L’opération a été lancée par le ministre du Travail, de l’Emploi et de la Sécurité sociale, Abdelhak Saïhi. Elle est menée en coordination avec le secrétaire d’État chargé de la Communauté nationale à l’étranger, Sofiane Chaïb.
Une affiliation volontaire pensée pour la diaspora algérienne
Selon les autorités, cette réforme cible avant tout les Algériens vivant dans des pays où la protection sociale reste limitée. Elle s’adresse aussi à ceux qui souhaitent maintenir un lien concret avec le système national.
L’objectif affiché est double. Il s’agit de permettre à ces ressortissants de constituer une pension de retraite tout en profitant d’une couverture sociale complémentaire adossée au régime algérien.

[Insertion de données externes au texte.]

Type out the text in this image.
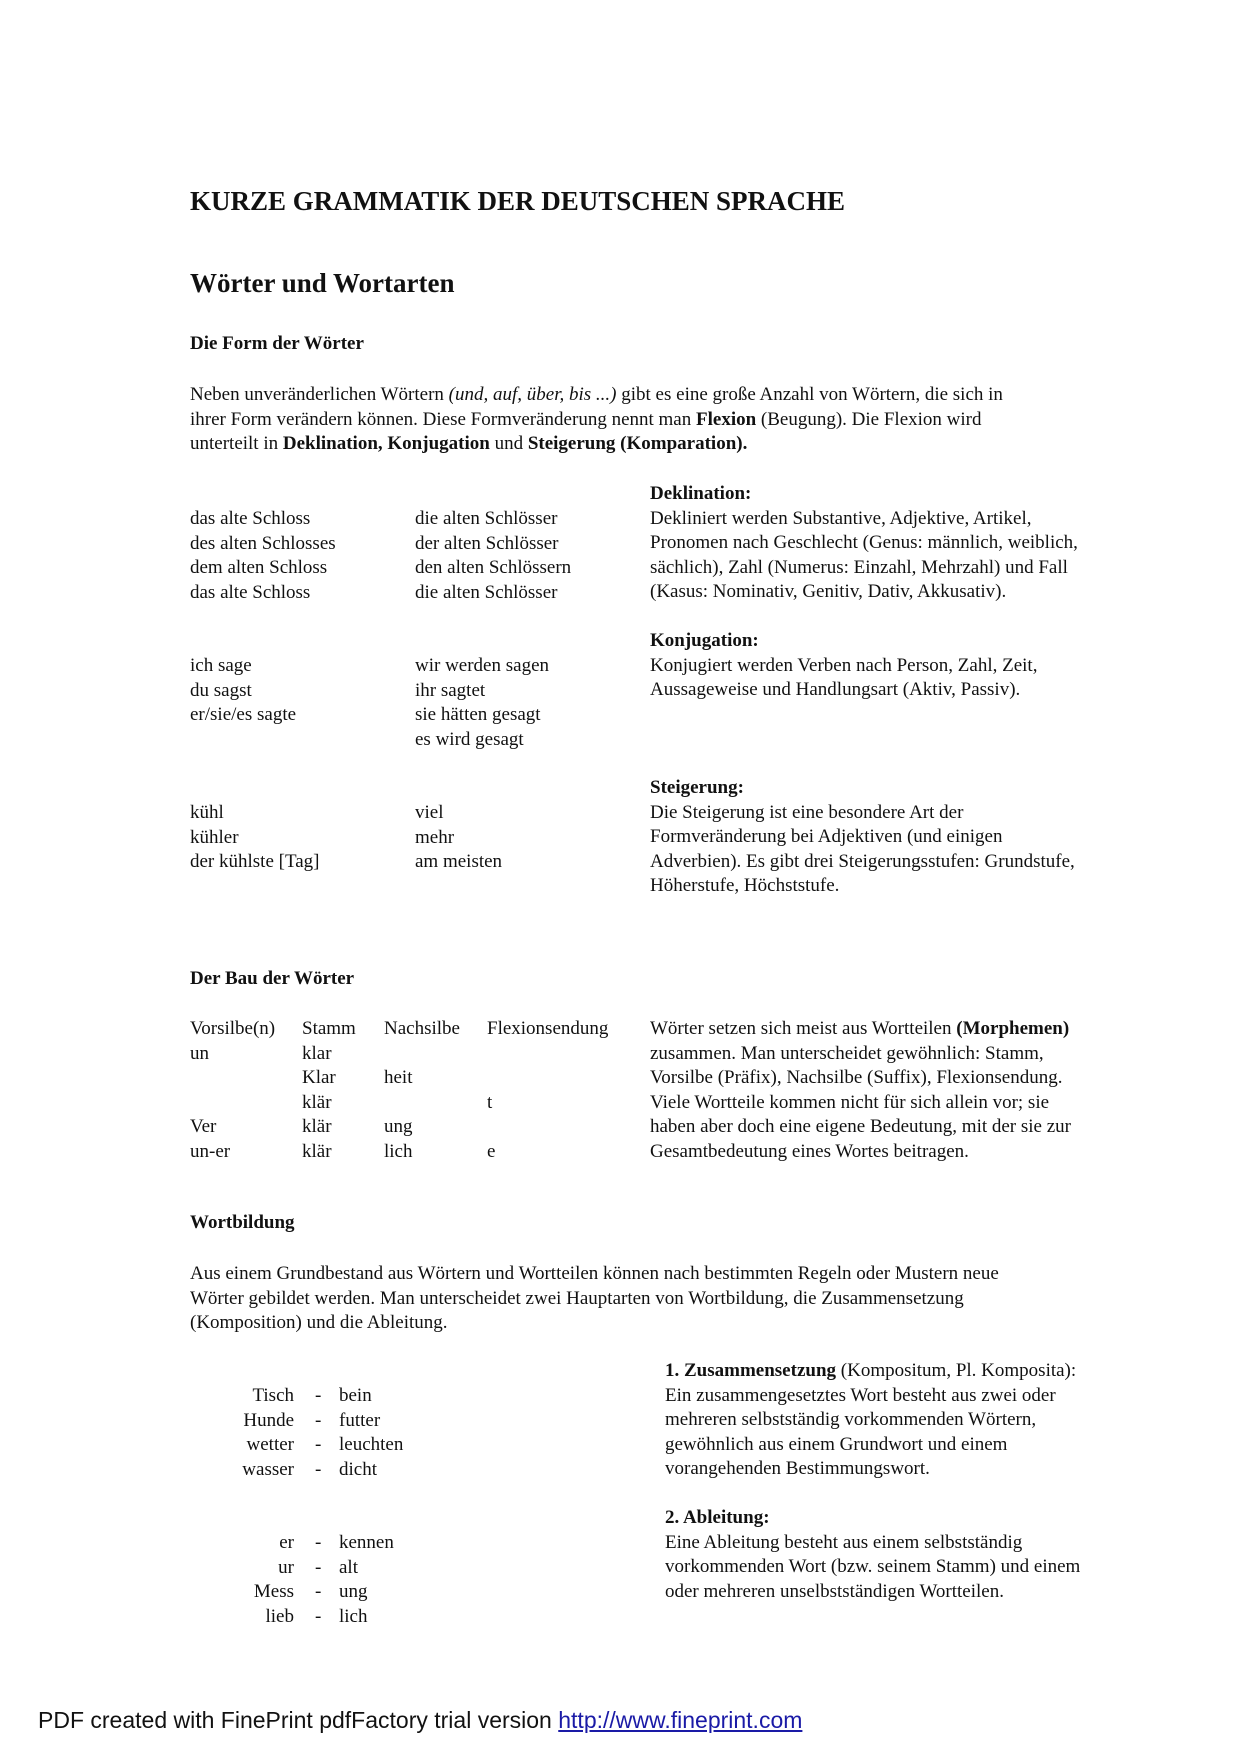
KURZE GRAMMATIK DER DEUTSCHEN SPRACHE
Wörter und Wortarten
Die Form der Wörter

Neben unveränderlichen Wörtern (und, auf, über, bis ...) gibt es eine große Anzahl von Wörtern, die sich in

ihrer Form verändern können. Diese Formveränderung nennt man Flexion (Beugung). Die Flexion wird

unterteilt in Deklination, Konjugation und Steigerung (Komparation).

das alte Schloss
des alten Schlosses
dem alten Schloss
das alte Schloss
die alten Schlösser
der alten Schlösser
den alten Schlössern
die alten Schlösser
Deklination:
Dekliniert werden Substantive, Adjektive, Artikel,
Pronomen nach Geschlecht (Genus: männlich, weiblich,
sächlich), Zahl (Numerus: Einzahl, Mehrzahl) und Fall
(Kasus: Nominativ, Genitiv, Dativ, Akkusativ).
ich sage
du sagst
er/sie/es sagte
wir werden sagen
ihr sagtet
sie hätten gesagt
es wird gesagt
Konjugation:
Konjugiert werden Verben nach Person, Zahl, Zeit,
Aussageweise und Handlungsart (Aktiv, Passiv).
kühl
kühler
der kühlste [Tag]
viel
mehr
am meisten
Steigerung:
Die Steigerung ist eine besondere Art der
Formveränderung bei Adjektiven (und einigen
Adverbien). Es gibt drei Steigerungsstufen: Grundstufe,
Höherstufe, Höchststufe.
Der Bau der Wörter
Vorsilbe(n)
un
Ver
un-er
Stamm
klar
Klar
klär
klär
klär
Nachsilbe
heit
ung
lich
Flexionsendung
t
e
Wörter setzen sich meist aus Wortteilen (Morphemen)
zusammen. Man unterscheidet gewöhnlich: Stamm,
Vorsilbe (Präfix), Nachsilbe (Suffix), Flexionsendung.
Viele Wortteile kommen nicht für sich allein vor; sie
haben aber doch eine eigene Bedeutung, mit der sie zur
Gesamtbedeutung eines Wortes beitragen.
Wortbildung
Aus einem Grundbestand aus Wörtern und Wortteilen können nach bestimmten Regeln oder Mustern neue
Wörter gebildet werden. Man unterscheidet zwei Hauptarten von Wortbildung, die Zusammensetzung
(Komposition) und die Ableitung.
Tisch
Hunde
wetter
wasser
-
-
-
-
bein
futter
leuchten
dicht
1. Zusammensetzung (Kompositum, Pl. Komposita):
Ein zusammengesetztes Wort besteht aus zwei oder
mehreren selbstständig vorkommenden Wörtern,
gewöhnlich aus einem Grundwort und einem
vorangehenden Bestimmungswort.
er
ur
Mess
lieb
-
-
-
-
kennen
alt
ung
lich
2. Ableitung:
Eine Ableitung besteht aus einem selbstständig
vorkommenden Wort (bzw. seinem Stamm) und einem
oder mehreren unselbstständigen Wortteilen.
PDF created with FinePrint pdfFactory trial version http://www.fineprint.com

Concrètement, l’adhésion se fait sur une base volontaire. Le cotisant verse des contributions au régime national et acquiert progressivement des droits, comme s’il exerçait une activité sur le territoire algérien.
La carte Chifa et l’accès aux soins en Algérie
Au-delà de la pension, l’affiliation ouvre l’accès à plusieurs prestations de santé. Les adhérents peuvent obtenir la fameuse carte Chifa, sésame du système de remboursement algérien.
Grâce à ce document, ils bénéficient de soins dans les établissements de santé du pays. La prise en charge concerne les médicaments, les consultations médicales et les différents examens, dans le respect de la réglementation en vigueur.
Le gouvernement présente cette mesure comme un gage de sécurité pour les citoyens établis hors du territoire. Elle leur garantit à la fois une couverture sanitaire et une retraite au pays, même lorsqu’ils résident à l’étranger.
Une protection étendue aux ayants droit
Le dispositif ne se limite pas au seul assuré. Les avantages profitent également à ses ayants droit, notamment le conjoint et les enfants.
Ces derniers peuvent prétendre aux prestations prévues par la législation algérienne. Cela inclut les pensions ou allocations versées en cas de décès du cotisant.
Cette dimension familiale constitue l’un des piliers du système national de sécurité sociale. Elle vise à sécuriser durablement le foyer de l’adhérent, où qu’il vive.
Une campagne qui débute au Moyen-Orient
Pour simplifier les démarches, les organismes de sécurité sociale déploient plusieurs outils. Des plateformes numériques, des services en ligne et divers canaux d’information seront mis à la disposition des candidats à l’adhésion.
Les représentations diplomatiques et consulaires joueront aussi un rôle clé. Elles accompagneront les ressortissants tout au long de leurs procédures d’inscription au régime.
La campagne d’information cible dans un premier temps les Algériens installés dans les pays du Golfe et au Moyen-Orient. Elle sera ensuite étendue progressivement aux autres régions accueillant la diaspora, à commencer par l’Europe.
Un système de retraite algérien qui s’ouvre à l’international
Avec cette initiative, l’Algérie élargit l’accès à son système de retraite et de sécurité sociale aux citoyens vivant à l’étranger. Ces derniers peuvent désormais cotiser au régime tout en profitant de leurs droits lors de séjours au pays.
Cette démarche s’inscrit dans une tendance plus large observée au Maghreb. Plusieurs pays de la région cherchent à renforcer leurs liens avec leurs communautés émigrées, importantes tant sur le plan économique que social.
Pour de nombreux Algériens partis chercher de meilleures opportunités, cette réforme représente une passerelle bienvenue. Elle offre la possibilité de préparer l’avenir sans rompre le fil qui les relie à leur pays d’origine.
Reste désormais à évaluer l’appropriation réelle du dispositif par la diaspora. La réussite de cette affiliation volontaire dépendra largement de la simplicité des démarches et de la qualité de l’accompagnement proposé sur le terrain.